凌乱不堪的出租房,吊扇在屋顶上吱吱作响,像是马上要掉下来似的。

我把自己夹在高板凳与矮板凳之间,执笔开始涂写自己的心情。好让这枯燥无味的生活有一点色彩,有一丝生气,

廉价的圆珠笔不时流下一些多余的圆蕊液,弄得稿纸斑驳陆离的难看,我充分体会着这偏避县城的无奈和疾苦,伶听外面不时传来的自行车艰难踏过的吱吱声。

身后床头传来碎碎的抓痒声,四十岁的李大叔翻来覆去地不断用干裂的手指碰撞着干燥的皮肤,我仿佛能感觉一个个带着病菌的细胞正在他手指的挑逗下飞出那已分不出是黑是白的蚊帐,爬满我每一寸洁白的肌肤。顿觉全身都痒,很不舒服。

阿生突然从床上跳下来,吓了我一跳,看看手表,已深夜11:30了,他走到我面前,把随身听的耳塞塞到我的耳中,轻笑着:散文:生命是一朵娇嫩的花,只要你懂得呵护他就会永远不败地开在你的心间,点亮你人生的航灯。

女播音员抑扬顿挫的声音极富感情,可在我听来却似在呻吟,何况她打扰了我的宁静,望着阿生疲惫的双眼,我取下耳塞还给他,拍拍他瘦弱的手:不听了,你也别听了,明天还得早起上工呢。

阿生听话地走开了,一会便听到他轻微的鼾声。我想他是真的累了。这屋里住着的三个男人都是在工地上做工的,我和做饭的阿花带着她的儿子睡在门后的铁床上,她今年三十七岁了,这个孩子是躲出来生的。
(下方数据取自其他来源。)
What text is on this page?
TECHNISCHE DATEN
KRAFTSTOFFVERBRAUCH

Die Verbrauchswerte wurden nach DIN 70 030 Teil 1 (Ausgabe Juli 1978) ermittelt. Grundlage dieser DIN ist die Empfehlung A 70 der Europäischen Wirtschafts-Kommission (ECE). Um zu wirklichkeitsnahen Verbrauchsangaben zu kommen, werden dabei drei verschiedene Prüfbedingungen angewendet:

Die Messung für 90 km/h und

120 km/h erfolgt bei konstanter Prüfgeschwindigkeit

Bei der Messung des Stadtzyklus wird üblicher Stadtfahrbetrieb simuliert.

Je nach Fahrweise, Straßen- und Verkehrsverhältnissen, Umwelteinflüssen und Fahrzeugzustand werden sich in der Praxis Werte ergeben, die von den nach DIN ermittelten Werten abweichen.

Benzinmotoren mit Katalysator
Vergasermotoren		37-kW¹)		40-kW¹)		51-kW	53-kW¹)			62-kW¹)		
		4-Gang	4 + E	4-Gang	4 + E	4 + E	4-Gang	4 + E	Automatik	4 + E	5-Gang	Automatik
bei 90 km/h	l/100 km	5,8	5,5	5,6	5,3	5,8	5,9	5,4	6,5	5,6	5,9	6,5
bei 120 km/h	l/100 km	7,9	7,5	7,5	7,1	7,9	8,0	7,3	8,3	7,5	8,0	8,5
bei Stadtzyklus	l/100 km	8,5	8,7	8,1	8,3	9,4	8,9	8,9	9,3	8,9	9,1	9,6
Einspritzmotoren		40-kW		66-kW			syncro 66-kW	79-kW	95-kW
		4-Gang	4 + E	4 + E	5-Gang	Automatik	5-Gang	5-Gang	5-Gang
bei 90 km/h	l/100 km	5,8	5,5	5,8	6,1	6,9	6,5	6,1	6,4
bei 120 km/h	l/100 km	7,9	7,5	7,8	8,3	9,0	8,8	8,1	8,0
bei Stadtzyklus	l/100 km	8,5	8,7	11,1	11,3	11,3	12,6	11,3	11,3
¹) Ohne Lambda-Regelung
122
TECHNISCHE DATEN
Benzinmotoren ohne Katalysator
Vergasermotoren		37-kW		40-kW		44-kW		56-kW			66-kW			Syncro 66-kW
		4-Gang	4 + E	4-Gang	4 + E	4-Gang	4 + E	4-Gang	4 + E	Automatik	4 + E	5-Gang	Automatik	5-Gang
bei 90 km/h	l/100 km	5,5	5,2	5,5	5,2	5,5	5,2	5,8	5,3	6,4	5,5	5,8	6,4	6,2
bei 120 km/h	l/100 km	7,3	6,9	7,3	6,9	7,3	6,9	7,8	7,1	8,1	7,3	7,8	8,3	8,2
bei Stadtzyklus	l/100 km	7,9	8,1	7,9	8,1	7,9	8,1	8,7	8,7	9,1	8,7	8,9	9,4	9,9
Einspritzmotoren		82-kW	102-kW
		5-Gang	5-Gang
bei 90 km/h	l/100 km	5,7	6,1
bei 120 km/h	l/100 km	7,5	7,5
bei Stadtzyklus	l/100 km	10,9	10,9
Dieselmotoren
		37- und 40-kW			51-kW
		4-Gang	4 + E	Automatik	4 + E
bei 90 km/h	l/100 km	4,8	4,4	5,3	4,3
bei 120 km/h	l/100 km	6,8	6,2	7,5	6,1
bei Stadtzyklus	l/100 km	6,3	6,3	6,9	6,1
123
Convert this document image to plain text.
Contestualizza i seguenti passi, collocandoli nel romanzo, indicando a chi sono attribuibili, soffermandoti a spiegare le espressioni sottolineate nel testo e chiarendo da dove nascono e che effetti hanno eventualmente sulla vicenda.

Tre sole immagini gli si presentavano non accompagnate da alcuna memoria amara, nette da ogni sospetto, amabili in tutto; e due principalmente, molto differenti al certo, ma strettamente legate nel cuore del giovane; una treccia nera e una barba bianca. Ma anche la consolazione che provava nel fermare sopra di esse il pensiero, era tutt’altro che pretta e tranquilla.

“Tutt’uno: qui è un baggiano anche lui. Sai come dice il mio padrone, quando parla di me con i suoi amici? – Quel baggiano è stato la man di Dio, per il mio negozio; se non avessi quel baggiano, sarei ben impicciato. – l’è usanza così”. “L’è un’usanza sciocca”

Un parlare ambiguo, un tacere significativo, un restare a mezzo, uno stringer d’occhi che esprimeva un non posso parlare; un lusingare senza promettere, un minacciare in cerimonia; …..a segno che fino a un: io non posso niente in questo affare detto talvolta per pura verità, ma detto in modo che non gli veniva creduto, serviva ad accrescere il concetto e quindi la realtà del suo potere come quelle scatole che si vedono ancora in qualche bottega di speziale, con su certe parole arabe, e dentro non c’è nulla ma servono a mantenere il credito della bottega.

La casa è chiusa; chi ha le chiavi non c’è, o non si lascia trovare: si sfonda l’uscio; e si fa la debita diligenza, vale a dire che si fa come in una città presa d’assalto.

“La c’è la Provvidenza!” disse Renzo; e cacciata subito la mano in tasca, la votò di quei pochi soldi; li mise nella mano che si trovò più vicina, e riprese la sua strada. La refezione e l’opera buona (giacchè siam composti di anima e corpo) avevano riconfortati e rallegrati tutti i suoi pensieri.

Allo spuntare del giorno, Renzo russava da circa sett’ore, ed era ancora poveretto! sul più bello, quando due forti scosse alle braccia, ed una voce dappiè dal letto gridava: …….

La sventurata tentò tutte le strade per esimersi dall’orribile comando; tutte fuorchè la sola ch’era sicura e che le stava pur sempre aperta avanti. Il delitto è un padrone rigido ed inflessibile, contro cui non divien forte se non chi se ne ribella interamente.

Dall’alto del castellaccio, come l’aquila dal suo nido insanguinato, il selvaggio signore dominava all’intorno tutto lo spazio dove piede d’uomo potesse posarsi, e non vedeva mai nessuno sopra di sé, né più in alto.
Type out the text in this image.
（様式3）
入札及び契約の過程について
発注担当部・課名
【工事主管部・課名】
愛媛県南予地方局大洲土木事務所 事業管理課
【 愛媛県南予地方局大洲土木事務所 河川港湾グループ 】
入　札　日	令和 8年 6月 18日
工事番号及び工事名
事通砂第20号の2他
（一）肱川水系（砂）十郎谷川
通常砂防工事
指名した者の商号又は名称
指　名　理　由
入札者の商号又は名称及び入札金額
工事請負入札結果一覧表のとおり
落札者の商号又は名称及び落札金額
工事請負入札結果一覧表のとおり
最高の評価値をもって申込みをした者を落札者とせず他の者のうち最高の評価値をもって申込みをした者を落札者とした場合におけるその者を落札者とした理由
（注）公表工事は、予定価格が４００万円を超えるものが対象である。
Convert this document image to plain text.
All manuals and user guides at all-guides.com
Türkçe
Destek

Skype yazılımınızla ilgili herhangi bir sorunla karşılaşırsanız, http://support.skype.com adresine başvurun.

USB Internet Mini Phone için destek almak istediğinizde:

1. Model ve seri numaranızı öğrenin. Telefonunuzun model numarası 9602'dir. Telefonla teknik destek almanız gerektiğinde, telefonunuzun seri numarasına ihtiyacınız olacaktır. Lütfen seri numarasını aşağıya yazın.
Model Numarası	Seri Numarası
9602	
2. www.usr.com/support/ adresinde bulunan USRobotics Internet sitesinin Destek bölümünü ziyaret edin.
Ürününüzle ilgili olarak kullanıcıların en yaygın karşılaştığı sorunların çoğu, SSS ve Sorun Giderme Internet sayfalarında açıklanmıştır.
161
大女儿在老家都上高中了。

感觉有点困,我站起身,小心翼翼地推开了洗手间的木门,可还是发出了冗长的“吱呀”声,说是洗手间,其实就是一间不到五平方的小屋子,里面很黑,没有灯。只有一个水龙头,和一条由几块石板遮盖着的小沟,白天的时候洗衣,洗菜,冲凉全在这里,晚上,因为公厕离得比较远,所以小便也就在此了,我蹲下,非常小心地,生怕弄出一丁点的声响地解决了小便,生怕响声惊醒了外面的任何一个人。

2

6:20分,大家都准时起床了,勤苦的阿花早已把早餐弄好,是一大盆面条,满满的一大盆足可让我一个人吃上一个星期,洗刷完毕的四个男人拿着自己的饭盒围着那盆子迅速地往盆里挟,我有些不知所措,阿生看了我一眼,低声说:走吧,我带你到外面去吃去。我听话地坐上了阿生借来的自行车,来到市场,进了一家叫“姐妹餐馆”的早餐店,店面不大,不规则地摆着五张小桌子,可是吃早餐的却很多,都是些外来打工仔,他们一个个大大咧咧地坐在板凳上,翘着二郎腿。要上一碗鱼粥或是一碗粉,快速地吃着,还不忘和老板娘逗笑两句。再看老板娘,穿着入时,谈笑风声,化着浓装。很是娇媚。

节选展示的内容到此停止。